Depression is a prevalent mood disorder responsible for reduced quality of life for over 264 million people. Depression commonly develops during adolescence and becomes twice as prevalent in females than in males. However, the mechanisms underlying adolescent depression onset and sex differences in the prevalence rate remain unclear. Adolescent exposure to stress and subsequent sensitization of the hypothalamic-pituitary-adrenal (HPA) axis contributes to mood disorder development, and females are particularly vulnerable to HPA sensitization. Repeated exposure to stressors common to adolescent development, like sleep disruption, could partially be responsible for adolescent female susceptibility to depression. To address this possibility, 80 adolescent and adult CD-1 mice (Male, n = 40; Female, n = 40) were manually sleep disrupted for the first four hours of each rest cycle or allowed normal rest for eight consecutive days. Depression-like behavior was assessed with the forced swim test. 5-HT1A and glucocorticoid receptor expression and concurrent cellular activation via glucocorticoid receptor/c-Fos colocalization were examined in various brain regions to assess cellular correlates of depression and HPA-axis activation. Both adolescent male and female mice displayed significantly greater depression-like behavior and prelimbic c-Fos expression after chronic sleep disruption than non-sleep disrupted adolescent and sleep disrupted adult counterparts. However, sleep disrupted adolescent females demonstrated greater dorsal raphe 5-HT1A expression than sleep disrupted adolescent males.
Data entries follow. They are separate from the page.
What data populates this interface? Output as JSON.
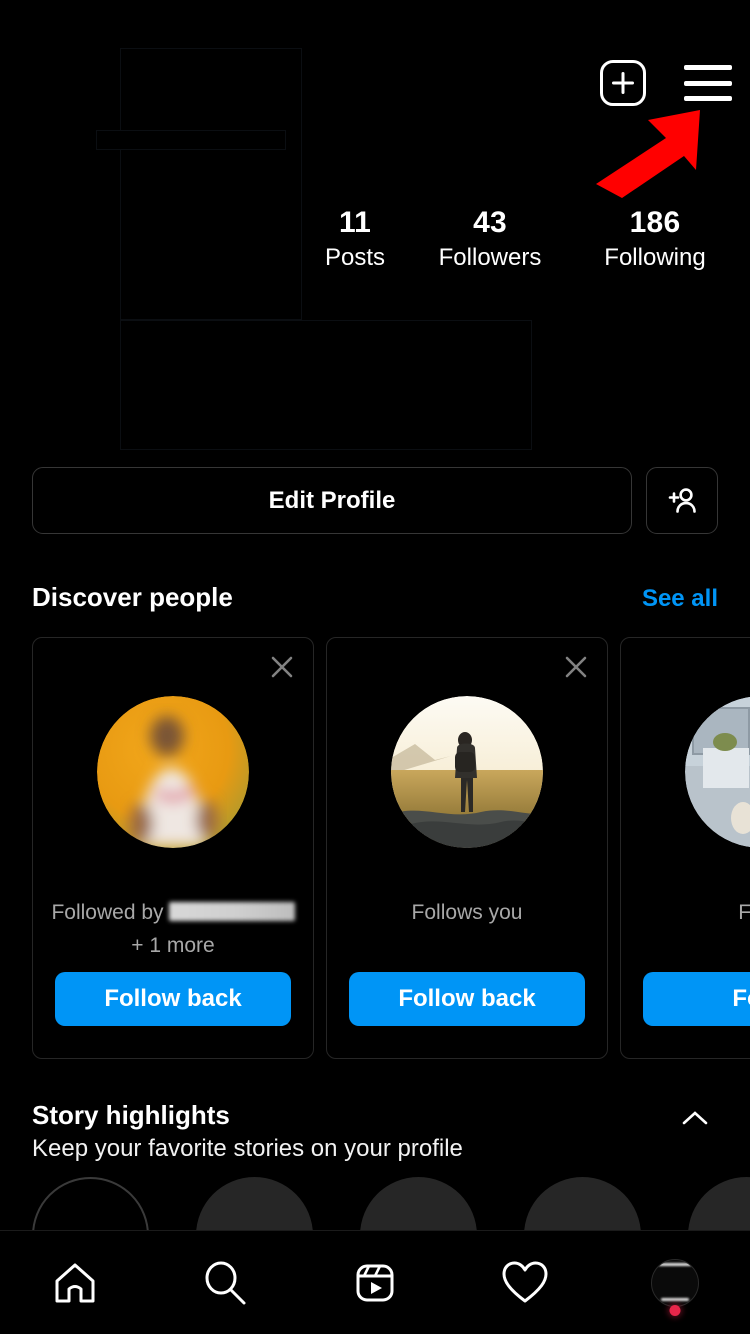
{
  "theme": {
    "bg": "#000000",
    "accent_blue": "#0095F6",
    "arrow_red": "#FF0000",
    "muted_text": "#A8A8A8",
    "card_border": "#262626"
  },
  "header": {
    "create_icon": "plus-square-icon",
    "menu_icon": "hamburger-menu-icon",
    "annotation": {
      "type": "arrow-annotation",
      "color": "#FF0000",
      "points_to": "hamburger-menu-icon",
      "direction": "up-right"
    },
    "profile_area_redacted": true
  },
  "stats": [
    {
      "value": "11",
      "label": "Posts"
    },
    {
      "value": "43",
      "label": "Followers"
    },
    {
      "value": "186",
      "label": "Following"
    }
  ],
  "actions": {
    "edit_profile_label": "Edit Profile",
    "add_person_icon": "add-person-icon"
  },
  "discover": {
    "title": "Discover people",
    "see_all_label": "See all",
    "cards": [
      {
        "subtitle_prefix": "Followed by",
        "subtitle_redacted": true,
        "subtitle_extra": "+ 1 more",
        "button_label": "Follow back",
        "close_icon": "close-icon",
        "avatar": "blurred-orange-portrait"
      },
      {
        "subtitle_prefix": "Follows you",
        "subtitle_redacted": false,
        "subtitle_extra": "",
        "button_label": "Follow back",
        "close_icon": "close-icon",
        "avatar": "person-in-wheat-field"
      },
      {
        "subtitle_prefix": "Follo",
        "subtitle_redacted": false,
        "subtitle_extra": "",
        "button_label": "Follo",
        "close_icon": "close-icon",
        "avatar": "person-with-glasses-cafe"
      }
    ]
  },
  "story_highlights": {
    "title": "Story highlights",
    "subtitle": "Keep your favorite stories on your profile",
    "collapse_icon": "chevron-up-icon",
    "circle_count": 5
  },
  "bottom_nav": [
    {
      "name": "home",
      "icon": "home-icon"
    },
    {
      "name": "search",
      "icon": "search-icon"
    },
    {
      "name": "reels",
      "icon": "reels-icon"
    },
    {
      "name": "activity",
      "icon": "heart-icon"
    },
    {
      "name": "profile",
      "icon": "profile-avatar-icon",
      "badge": true
    }
  ]
}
Adolescent females and males had decreased medial prefrontal 5-HT1A expression after chronic sleep disruption, but only adolescent females expressed decreased hippocampal 5-HT1A expression compared to controls. Chronic sleep disruption significantly increased corticosterone release, glucocorticoid expression in the CA1, and activation of glucocorticoid immunoreactive cells in the prelimbic cortex of adolescent females but not in adolescent males. These findings suggest that chronic sleep disruption during adolescence could give rise to depressive symptoms in male and female adolescents through differing signaling mechanisms.

The impact of lactic acid and medium chain triglyceride on blood glucose, lactate and diurnal motor activity: A re-examination of a treatment of major depression using lactic acid.
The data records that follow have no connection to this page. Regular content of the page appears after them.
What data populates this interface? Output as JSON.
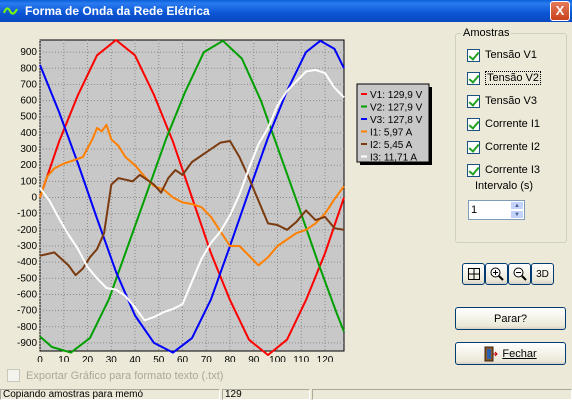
{
  "window": {
    "title": "Forma de Onda da Rede Elétrica",
    "close_label": "X"
  },
  "chart_data": {
    "type": "line",
    "title": "",
    "xlabel": "",
    "ylabel": "",
    "xlim": [
      0,
      128
    ],
    "ylim": [
      -950,
      975
    ],
    "xticks": [
      0,
      10,
      20,
      30,
      40,
      50,
      60,
      70,
      80,
      90,
      100,
      110,
      120
    ],
    "yticks": [
      900,
      800,
      700,
      600,
      500,
      400,
      300,
      200,
      100,
      0,
      -100,
      -200,
      -300,
      -400,
      -500,
      -600,
      -700,
      -800,
      -900
    ],
    "grid": true,
    "legend_position": "top-right",
    "series": [
      {
        "name": "V1: 129,9 V",
        "color": "#ff0000",
        "x": [
          0,
          8,
          16,
          24,
          32,
          40,
          48,
          56,
          64,
          72,
          80,
          88,
          96,
          104,
          112,
          120,
          128
        ],
        "y": [
          0,
          345,
          635,
          880,
          975,
          880,
          635,
          345,
          0,
          -345,
          -635,
          -880,
          -975,
          -880,
          -635,
          -345,
          0
        ]
      },
      {
        "name": "V2: 127,9 V",
        "color": "#00a000",
        "x": [
          0,
          5,
          13,
          21,
          29,
          37,
          45,
          53,
          61,
          69,
          77,
          85,
          93,
          101,
          109,
          117,
          125,
          128
        ],
        "y": [
          -860,
          -925,
          -960,
          -870,
          -630,
          -300,
          30,
          360,
          650,
          900,
          970,
          860,
          600,
          270,
          -60,
          -400,
          -720,
          -830
        ]
      },
      {
        "name": "V3: 127,8 V",
        "color": "#0000ff",
        "x": [
          0,
          8,
          16,
          24,
          32,
          40,
          48,
          56,
          64,
          72,
          80,
          88,
          96,
          104,
          112,
          118,
          124,
          128
        ],
        "y": [
          820,
          530,
          210,
          -130,
          -460,
          -730,
          -900,
          -960,
          -870,
          -630,
          -300,
          40,
          370,
          660,
          900,
          970,
          920,
          800
        ]
      },
      {
        "name": "I1: 5,97 A",
        "color": "#ff8000",
        "x": [
          0,
          3,
          6,
          10,
          14,
          18,
          22,
          24,
          26,
          28,
          30,
          33,
          36,
          40,
          44,
          48,
          52,
          56,
          60,
          64,
          68,
          72,
          76,
          80,
          84,
          88,
          92,
          96,
          100,
          104,
          108,
          112,
          116,
          120,
          124,
          128
        ],
        "y": [
          0,
          130,
          180,
          210,
          230,
          250,
          360,
          430,
          410,
          450,
          360,
          320,
          250,
          200,
          130,
          70,
          50,
          0,
          -30,
          -40,
          -60,
          -120,
          -210,
          -300,
          -300,
          -360,
          -420,
          -370,
          -300,
          -260,
          -220,
          -200,
          -160,
          -100,
          -10,
          70
        ]
      },
      {
        "name": "I2: 5,45 A",
        "color": "#7b3b10",
        "x": [
          0,
          3,
          6,
          9,
          12,
          15,
          18,
          21,
          24,
          27,
          30,
          33,
          36,
          39,
          42,
          45,
          48,
          51,
          54,
          57,
          60,
          64,
          68,
          72,
          76,
          80,
          84,
          88,
          92,
          96,
          100,
          104,
          108,
          112,
          116,
          120,
          124,
          128
        ],
        "y": [
          -360,
          -350,
          -340,
          -380,
          -420,
          -480,
          -440,
          -370,
          -320,
          -220,
          80,
          120,
          110,
          100,
          140,
          110,
          80,
          30,
          120,
          170,
          140,
          220,
          260,
          300,
          340,
          350,
          250,
          120,
          -20,
          -160,
          -170,
          -200,
          -150,
          -80,
          -140,
          -120,
          -190,
          -200
        ]
      },
      {
        "name": "I3: 11,71 A",
        "color": "#ffffff",
        "x": [
          0,
          4,
          8,
          12,
          16,
          20,
          24,
          28,
          32,
          36,
          40,
          44,
          48,
          52,
          56,
          60,
          64,
          68,
          72,
          76,
          80,
          84,
          88,
          92,
          96,
          100,
          104,
          108,
          112,
          116,
          120,
          124,
          128
        ],
        "y": [
          60,
          -20,
          -130,
          -230,
          -320,
          -430,
          -500,
          -560,
          -570,
          -610,
          -680,
          -760,
          -740,
          -710,
          -690,
          -660,
          -520,
          -380,
          -280,
          -210,
          -110,
          20,
          180,
          330,
          430,
          570,
          660,
          720,
          780,
          790,
          770,
          680,
          620
        ]
      }
    ]
  },
  "sidebar": {
    "group_title": "Amostras",
    "checkboxes": [
      {
        "label": "Tensão V1",
        "checked": true
      },
      {
        "label": "Tensão V2",
        "checked": true
      },
      {
        "label": "Tensão V3",
        "checked": true
      },
      {
        "label": "Corrente I1",
        "checked": true
      },
      {
        "label": "Corrente I2",
        "checked": true
      },
      {
        "label": "Corrente I3",
        "checked": true
      }
    ],
    "interval_label": "Intervalo (s)",
    "interval_value": "1",
    "tool_3d_label": "3D",
    "stop_button": "Parar?",
    "close_button": "Fechar"
  },
  "export": {
    "label": "Exportar Gráfico para formato texto (.txt)",
    "checked": false
  },
  "statusbar": {
    "panel1": "Copiando amostras para memó",
    "panel2": "129",
    "panel3": ""
  }
}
While investigating the effect of alternative energy substrates on extracellular brain glucose or lactate, Béland-Millar (2017) noted a reduction of physical activity after intraperitoneal administration of lactate and ketone bodies. These observations were similar to an older study that examined the impact of drinking a sodium lactate/lactic acid solution before sleep in hospitalized patients with major depression. Patients and control participants self-reported drowsiness, early sleep onset and better overall sleep after consumption. Some patients showed improved mood after several days of treatment. We re-evaluated the effects of the solution used (0.59 g/kg) as well as several smaller doses (0.47, 0.35, 0.24 and 0.12 g/kg) on blood lactate and glucose in CD-1 mice and on sleep onset associated activity reduction. Because of adverse effects with the lactate/lactic acid solution, we also examined the effects of a medium chain triglyceride (MCT) solution (10, 5, 2.5, and 1 ml/kg) on blood lactate and glucose. Oral gavage administration of lactic acid/lactate produced adverse effects particularly for the largest doses. However consumption of 10 and 5 ml/kg volumes of MCT oils significantly increased blood lactate concentration to levels comparable to Lowenbach's solution without piloerection indicative of adverse effects. To evaluate pre-sleep activity reduction produced by lactate, mice were intraperitoneally administered diluted sodium lactate (2.0 g/kg, 1.0 g/kg, 0.5 g/kg, 0.25 g/kg, or saline) for 6 days, 120 min before their sleep period and their running activity was measured. Larger lactate doses reduced pre-sleep running each day up to 60 min post injection. Smaller doses reduced running after a single treatment only. These results suggest that the modulation of blood lactate levels may be useful in treating sleep onset problems associated with depression.